I don’t believe this account of our “moral faculty" is accurate. Rawls speaks of our freedom -- the innate need to move unimpeded and, thereby, to do what is necessary to survive and promote our well being –- and the need to restrict that freedom when it impedes the freedom of others to do the same. While there's a moral logic involved here (that we must respect the freedom of others if we are to enjoy our own freedom), others see an opposing logic that says they do not have to restrict their freedom out of deference to others if they are able to manipulate, deceive (ironically, operating under a “veil of ignorance”). Both approaches work in terms of evolutionary survival and this might explain what we see throughout our history – the twin poles of behavior and everything in between.
The description above is, in a sense, a utilitarian calculus, with some opting for fairness and others opting for more self-oriented actions. The former approach is buttressed in many individuals by the innate sense of fairness and benevolence that Hauser states is Rawls’ position.

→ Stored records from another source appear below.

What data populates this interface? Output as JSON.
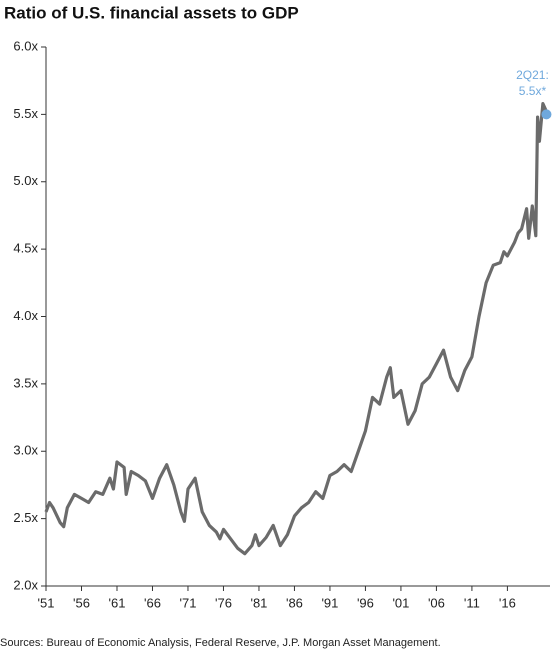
{
  "chart_data": {
    "type": "line",
    "title": "Ratio of U.S. financial assets to GDP",
    "x": [
      1951,
      1951.5,
      1952,
      1953,
      1953.5,
      1954,
      1955,
      1956,
      1957,
      1958,
      1959,
      1960,
      1960.5,
      1961,
      1962,
      1962.3,
      1963,
      1964,
      1965,
      1966,
      1967,
      1968,
      1969,
      1970,
      1970.5,
      1971,
      1972,
      1973,
      1974,
      1975,
      1975.5,
      1976,
      1977,
      1978,
      1979,
      1980,
      1980.5,
      1981,
      1982,
      1983,
      1984,
      1985,
      1986,
      1987,
      1988,
      1989,
      1990,
      1991,
      1992,
      1993,
      1994,
      1995,
      1996,
      1997,
      1998,
      1999,
      1999.5,
      2000,
      2001,
      2002,
      2003,
      2004,
      2005,
      2006,
      2007,
      2008,
      2009,
      2010,
      2011,
      2012,
      2013,
      2014,
      2015,
      2015.5,
      2016,
      2017,
      2017.5,
      2018,
      2018.7,
      2019,
      2019.5,
      2020,
      2020.25,
      2020.5,
      2021,
      2021.5
    ],
    "series": [
      {
        "name": "Ratio",
        "color": "#6b6b6b",
        "values": [
          2.55,
          2.62,
          2.58,
          2.47,
          2.44,
          2.58,
          2.68,
          2.65,
          2.62,
          2.7,
          2.68,
          2.8,
          2.72,
          2.92,
          2.88,
          2.68,
          2.85,
          2.82,
          2.78,
          2.65,
          2.8,
          2.9,
          2.75,
          2.55,
          2.48,
          2.72,
          2.8,
          2.55,
          2.45,
          2.4,
          2.35,
          2.42,
          2.35,
          2.28,
          2.24,
          2.3,
          2.38,
          2.3,
          2.36,
          2.45,
          2.3,
          2.38,
          2.52,
          2.58,
          2.62,
          2.7,
          2.65,
          2.82,
          2.85,
          2.9,
          2.85,
          3.0,
          3.15,
          3.4,
          3.35,
          3.55,
          3.62,
          3.4,
          3.45,
          3.2,
          3.3,
          3.5,
          3.55,
          3.65,
          3.75,
          3.55,
          3.45,
          3.6,
          3.7,
          4.0,
          4.25,
          4.38,
          4.4,
          4.48,
          4.45,
          4.55,
          4.62,
          4.65,
          4.8,
          4.58,
          4.82,
          4.6,
          5.48,
          5.3,
          5.58,
          5.52
        ]
      }
    ],
    "highlight": {
      "x": 2021.5,
      "value": 5.5,
      "color": "#6fa8dc",
      "label": [
        "2Q21:",
        "5.5x*"
      ]
    },
    "xlim": [
      1951,
      2022
    ],
    "xticks": [
      {
        "value": 1951,
        "label": "'51"
      },
      {
        "value": 1956,
        "label": "'56"
      },
      {
        "value": 1961,
        "label": "'61"
      },
      {
        "value": 1966,
        "label": "'66"
      },
      {
        "value": 1971,
        "label": "'71"
      },
      {
        "value": 1976,
        "label": "'76"
      },
      {
        "value": 1981,
        "label": "'81"
      },
      {
        "value": 1986,
        "label": "'86"
      },
      {
        "value": 1991,
        "label": "'91"
      },
      {
        "value": 1996,
        "label": "'96"
      },
      {
        "value": 2001,
        "label": "'01"
      },
      {
        "value": 2006,
        "label": "'06"
      },
      {
        "value": 2011,
        "label": "'11"
      },
      {
        "value": 2016,
        "label": "'16"
      }
    ],
    "ylim": [
      2,
      6
    ],
    "yticks": [
      {
        "value": 2,
        "label": "2.0x"
      },
      {
        "value": 2.5,
        "label": "2.5x"
      },
      {
        "value": 3,
        "label": "3.0x"
      },
      {
        "value": 3.5,
        "label": "3.5x"
      },
      {
        "value": 4,
        "label": "4.0x"
      },
      {
        "value": 4.5,
        "label": "4.5x"
      },
      {
        "value": 5,
        "label": "5.0x"
      },
      {
        "value": 5.5,
        "label": "5.5x"
      },
      {
        "value": 6,
        "label": "6.0x"
      }
    ],
    "grid": false,
    "source": "Sources: Bureau of Economic Analysis, Federal Reserve, J.P. Morgan Asset Management."
  }
}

But rather than making this a universal characteristic of human nature, it could be a subset that applies to some individuals more than others, though even this sense of fairness and benevolence may not extend to humanity as such but only to our “tribe.”
Hauser extensively cites this study and that study and it’s easy to get lost and overwhelmed and to lose the main current of his argument. I also believe he misreads Piaget. After making a gratuitous comment (if Piaget had “only read Aristotle”), Hauser states that Piaget failed to explain how children move through the stages of moral development. Piaget it seems to me is clear enough on that point. As the child develops, physically, it is also encountering the “shocks and opposition” (Piaget’s words) from the world that force the child to progressively de-center and to view itself necessarily as part of a larger environment that it must accommodate. Ultimately, and theoretically, this ends in the abstract fourth stage where a young adult has the capacity to transcend the here and now and think in universal, moral terms (i.e., a Kantian like hypothetical imperative – that states that it is in one’s interest to respect the other as an end; or a golden-rule type principle in all of its variations). However, this presupposes a motivation to want to follow such a standard. If that motivation is absent, the standard means nothing. Hauser presumes that such a motivation is universal (from the “moral organ” or “moral faculty”), but it is more likely that humans vary in their predominant, overall motivation between the twin poles of egocentrism and other-regarding behavior.